Impervious Cover TMDLs

This morning, I sat in on a public meeting where representatives from EPA Region 1 and the Maine Department of Environmental Protection answered questions about Maine DEP’s statewide impervious cover TMDL.  “Statewide impervious cover TMDL” may sound like a mouthful, even by environmental law standards, but when you unpack the terms and look at what DEP and EPA are trying to do, it’s pretty intriguing.

For decades now (as wonderfully chronicled here), TMDLs have been the neglected step-child of the Clean Water Act.  Getting TMDLs drafted, let alone turning them into a meaningful set of pollution controls, has been a challenge.  The difficulties have been particularly acute for streams impaired by urban stormwater runoff, which, unfortunately, means just about every stream in urban or suburban America.  Those streams generally are impaired by wide variety of stressors, only some of which would meet the Clean Water Act’s definition of “pollutant,” which makes them poor candidates for the pollutant-by-pollutant mass budgeting that Clean Water Act section 303 seems to require.

To address those problems, Maine (with the blessing of EPA Region 1) is trying something different.  Its first innovation (also pursued in Connecticut and, in slightly different form, in Vermont) was to prepare TMDLs for impervious cover (meaning roads, roofs, parking lots, and other surfaces that prevent rainwater from infiltrating into the ground) rather than for individual pollutants.  Scientifically, that makes good sense.  Impervious cover either causes or at least correlates with most of the stressors that degrade urban streams, and one of the best ways to protect urban watersheds is to limit the construction of new impervious cover and to treat stormwater running off existing impervious surfaces.  Maine’s second innovation was to try preparing an impervious cover TMDL for twenty-nine streams at once (in a more urbanized state, that number could be much higher).  Again, this makes sense; similar dynamics affect urban watersheds across the state, and there are obvious efficiencies in treating similar problems in a single document.

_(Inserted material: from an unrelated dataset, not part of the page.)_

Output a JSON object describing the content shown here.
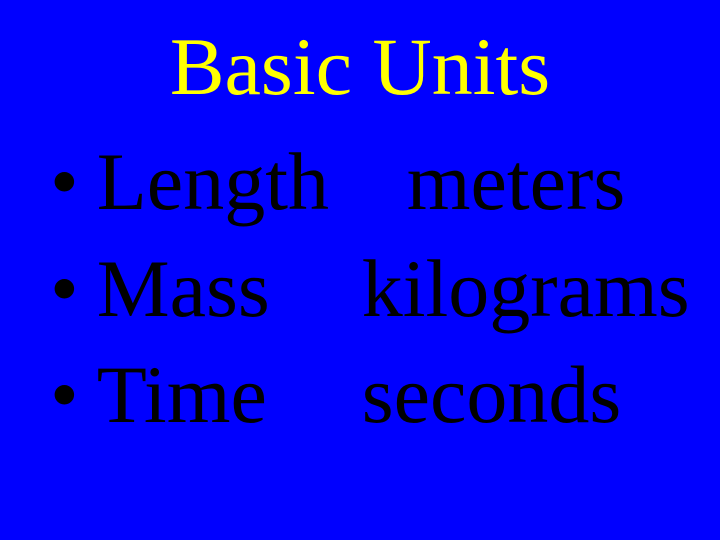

But, as today’s meeting revealed, there are also challenges.  A statewide impervious cover TMDL may address some of the standard problems with creating TMDLs, but it doesn’t resolve all the problems with protecting urban watersheds.  We still tend to develop our communities in ways inimical to protecting water quality.  And by the time we realize we our waterways are impaired, and we begin preparing TMDLs, the potential fixes aren’t at all cheap.  A better approach to writing TMDLs doesn’t make those problems go away.  It may help people understand them, but it also places them in a spotlight.  That can make municipal governments, which expect that they will eventually bear primary responsibility for addressing the problem, a little uncomfortable, and the discomfort was readily apparent at today’s meeting.  The great future challenge for urban water quality, then, is to find ways to help local governments address those challenges, or, better yet, to find effective regulatory approaches that help us develop in ways that stop water quality impairment before it starts.